Historicamente, poder se vacinar na empresa é uma situação já conhecida no Brasil. É de interesse dos empregadores que a maior parte de sua equipe seja imunizada periodicamente em relação a diversas doenças, especialmente as contagiosas. Além disso, é obrigação da empresa prezar por um ambiente de trabalho saudável e seguro. Por essa razão existe a prática de campanhas anuais de vacinação ofertadas pelos empregadores, normalmente seguindo o mesmo calendário de imunização do SUS para diversos males como: Influenza, H1N1, hepatite B, febre amarela etc.
Para a OMS, a vacinação é o segundo melhor investimento em saúde, ficando atrás, apenas, da garantia do consumo de água potável. Além disso, estudos demonstram que a vacinação dentro do ambiente empresarial é capaz de reduzir em até 32% as faltas ao trabalho1 e que trabalhadores com idade entre 50 e 64 anos perderam 60% menos dias de trabalho do que aqueles que não foram vacinados2. Assim, as vacinas aplicadas nas empresas melhoram o bem estar, evitam doenças que afetam o ambiente e a produtividade do trabalho e ainda previnem a ocorrência de surtos de infecções, promovendo saúde coletiva e individual.
No caso da gripe (Influenza), por exemplo, a vacinação já provou efetiva redução no absenteísmo dos empregados, eis que um grupo de trabalhadores vacinados apresentou um número 25% menor de episódios de gripe e 43% menor de ausências no trabalho3. Além do benefício físico e mental do ponto de vista de saúde, a ação gera economia direta, por pessoa vacinada, à empresa e à sociedade.
Feita essa breve introdução, estamos agora diante de um novo caso de necessidade de vacinação da população. Pensando nisso, no dia 10 de março de 2021 foi sancionada a lei 14.125/21, que prevê a possibilidade de as pessoas jurídicas de direito privado adquirirem, diretamente, vacinas autorizadas pela Anvisa para combater a pandemia causada pela covid-19. A intenção do legislador foi a de acelerar o processo de vacinação no país, concedendo ao ente privado a oportunidade de adquirir doses, vacinar seus empregados e ainda colaborar com o SUS, já que quem adquirir deverá doar ao Estado parte das doses compradas, a depender do andamento da vacinação dos grupos de risco prioritários definidos pelo Plano Nacional de Imunização.
Daí surgiu a dúvida: no caso do empregador, quais cuidados e procedimentos são necessários ao se pensar na imunização em massa de seus empregados, especialmente com vacinas adquiridas com base na lei 14.125/21?
Completado um ano de pandemia do covid-19, ainda com muitas incertezas e até mesmo com agravamentos visíveis em diversos casos, qualquer aceleração é primordial, já que a melhor perspectiva de volta à vida cotidiana normal é a imunização em massa. Do ponto de vista econômico, é fato que grande parte das empresas de todos os setores precisa trazer de volta a movimentação usual ao seu ramo.
Sabe-se que o STF decidiu recentemente que a vacinação no Brasil é obrigatória. O detalhe importante é que não se pode confundir obrigatoriedade com ‘vacinação forçosa’. Porém, a recusa em receber a vacina poderá trazer consequências e impedimentos ao cidadão no ambiente de trabalho e fora dele.
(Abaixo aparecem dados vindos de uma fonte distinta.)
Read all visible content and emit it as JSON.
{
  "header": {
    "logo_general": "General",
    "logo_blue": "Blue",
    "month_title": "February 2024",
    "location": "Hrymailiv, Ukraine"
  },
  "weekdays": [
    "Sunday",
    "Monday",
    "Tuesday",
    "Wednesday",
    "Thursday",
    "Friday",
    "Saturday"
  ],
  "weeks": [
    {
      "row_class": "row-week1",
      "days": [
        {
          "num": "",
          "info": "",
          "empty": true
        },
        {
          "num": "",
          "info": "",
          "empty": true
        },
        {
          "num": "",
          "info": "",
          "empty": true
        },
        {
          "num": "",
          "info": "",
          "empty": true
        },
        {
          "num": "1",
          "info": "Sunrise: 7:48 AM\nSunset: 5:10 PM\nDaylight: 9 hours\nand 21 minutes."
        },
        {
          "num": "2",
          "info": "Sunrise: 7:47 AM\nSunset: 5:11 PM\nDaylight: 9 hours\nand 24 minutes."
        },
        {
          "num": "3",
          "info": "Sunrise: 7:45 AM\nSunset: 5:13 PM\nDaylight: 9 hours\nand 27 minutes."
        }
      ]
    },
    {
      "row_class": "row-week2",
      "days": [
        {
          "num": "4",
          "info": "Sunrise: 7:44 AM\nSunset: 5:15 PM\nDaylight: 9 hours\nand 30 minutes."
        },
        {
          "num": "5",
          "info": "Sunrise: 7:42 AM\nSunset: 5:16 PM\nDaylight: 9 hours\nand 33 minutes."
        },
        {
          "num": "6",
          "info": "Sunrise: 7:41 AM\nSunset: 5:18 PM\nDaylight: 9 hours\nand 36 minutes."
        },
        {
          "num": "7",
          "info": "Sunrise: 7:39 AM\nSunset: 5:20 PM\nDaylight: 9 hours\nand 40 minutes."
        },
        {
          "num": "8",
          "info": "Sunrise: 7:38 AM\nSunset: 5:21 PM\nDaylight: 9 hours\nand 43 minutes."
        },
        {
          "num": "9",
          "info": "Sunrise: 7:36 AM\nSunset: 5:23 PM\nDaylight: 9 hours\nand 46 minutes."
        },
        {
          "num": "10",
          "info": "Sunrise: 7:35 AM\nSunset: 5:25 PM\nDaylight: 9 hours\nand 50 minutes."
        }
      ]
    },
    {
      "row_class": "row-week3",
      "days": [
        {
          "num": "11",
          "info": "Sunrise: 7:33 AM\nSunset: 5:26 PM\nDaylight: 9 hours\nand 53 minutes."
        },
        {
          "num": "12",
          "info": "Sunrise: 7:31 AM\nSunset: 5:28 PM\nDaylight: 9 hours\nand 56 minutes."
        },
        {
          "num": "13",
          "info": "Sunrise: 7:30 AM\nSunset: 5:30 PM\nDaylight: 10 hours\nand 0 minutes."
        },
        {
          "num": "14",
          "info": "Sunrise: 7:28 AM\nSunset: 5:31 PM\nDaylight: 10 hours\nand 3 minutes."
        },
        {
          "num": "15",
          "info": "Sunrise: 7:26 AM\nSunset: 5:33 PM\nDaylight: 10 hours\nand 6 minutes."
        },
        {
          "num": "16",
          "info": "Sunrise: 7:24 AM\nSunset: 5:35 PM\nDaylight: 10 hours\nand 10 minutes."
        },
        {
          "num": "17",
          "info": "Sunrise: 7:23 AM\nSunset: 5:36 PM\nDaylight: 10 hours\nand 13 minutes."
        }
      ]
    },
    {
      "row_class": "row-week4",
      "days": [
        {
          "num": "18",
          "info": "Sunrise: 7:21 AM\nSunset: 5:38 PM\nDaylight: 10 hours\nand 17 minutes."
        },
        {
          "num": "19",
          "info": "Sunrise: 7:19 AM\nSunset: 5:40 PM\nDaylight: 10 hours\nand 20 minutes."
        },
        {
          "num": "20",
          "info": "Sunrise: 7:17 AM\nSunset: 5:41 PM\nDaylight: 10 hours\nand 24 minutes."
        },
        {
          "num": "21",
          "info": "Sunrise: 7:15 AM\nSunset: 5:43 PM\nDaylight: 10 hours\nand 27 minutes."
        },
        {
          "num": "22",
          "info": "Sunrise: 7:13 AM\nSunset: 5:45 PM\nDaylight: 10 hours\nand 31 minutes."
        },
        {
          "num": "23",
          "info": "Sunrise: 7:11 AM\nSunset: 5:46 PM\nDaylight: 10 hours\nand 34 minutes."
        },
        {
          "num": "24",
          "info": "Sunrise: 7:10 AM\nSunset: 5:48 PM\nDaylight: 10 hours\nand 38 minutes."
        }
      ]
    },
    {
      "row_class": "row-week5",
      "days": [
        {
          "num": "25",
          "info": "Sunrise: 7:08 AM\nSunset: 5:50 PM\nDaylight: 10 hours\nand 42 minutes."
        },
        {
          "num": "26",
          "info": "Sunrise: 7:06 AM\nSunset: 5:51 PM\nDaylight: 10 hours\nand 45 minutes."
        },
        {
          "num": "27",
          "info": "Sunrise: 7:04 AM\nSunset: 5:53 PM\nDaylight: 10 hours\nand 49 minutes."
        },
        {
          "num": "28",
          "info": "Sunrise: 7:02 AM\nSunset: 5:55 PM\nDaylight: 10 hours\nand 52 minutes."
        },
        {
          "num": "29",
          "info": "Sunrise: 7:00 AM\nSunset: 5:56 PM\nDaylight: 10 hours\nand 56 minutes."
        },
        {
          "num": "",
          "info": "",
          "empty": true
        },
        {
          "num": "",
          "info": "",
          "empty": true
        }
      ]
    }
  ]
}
A empresa poderá aplicar as penalidades próprias da CLT ao empregado que se recuse a tomar a vacina sem justo motivo, pensando no ponto de que o direito coletivo à saúde prevalece ao individual neste tipo de cenário. O empregador poderá, também, criar uma exigência sobre a imunização no momento de contratar novos empregados, servindo a Carteira de Vacinação como documento eliminatório no processo seletivo.
Todos esses aspectos não excluem, de plano, a possibilidade de o empregado vacinado intencionar algum tipo de reparação na esfera trabalhista, em razão de eventuais danos que venha a sofrer em decorrência da vacina (os chamados efeitos colaterais ou adversos), ou até mesmo litigar no intuito de comprovar nexo de causalidade entre a contração do vírus e o trabalho.
Pensando nisso, é de fundamental importância que a empresa que opte por vacinar seus empregados de forma independente contra qualquer doença, inclusive o coronavírus, preste todas as informações necessárias aos seus colaboradores antes da vacinação, advertindo-os quanto aos possíveis efeitos adversos apontados pelo fabricante, assim como pontuar eventuais impedimentos na aplicação, seja em razão da faixa etária, de alergia a algum componente ou alguma doença impeditiva pré-existente, tudo isso além de seguir todos os protocolos de guarda, armazenamento e aplicação das doses, inclusive quanto à refrigeração específica, higiene e etc.
Para mitigar ao máximo o risco de ser responsabilizada por tomar providências em relação à eventual recusa do empregado em se vacinar, é importante que a empresa deixe claro a importância da vacinação em massa no ambiente de trabalho e tenha cautela na coleta de informações de quem foi ou não vacinado na empresa. Com o advento da Lei Geral de Proteção de Dados os dados coletados pela empresa devem respeitar o limite da exata necessidade dessas informações, além de se avaliar se é ou não o caso de obter o consentimento específico do empregado a tanto.
A hesitação contra a vacinação é considerada uma das dez maiores ameaças à saúde global na opinião da OMS. Então todo empenho e esforço por parte do empregador é válido tanto para estimular a vacinação dos seus empregados, quanto para se eximir de eventual responsabilização futura.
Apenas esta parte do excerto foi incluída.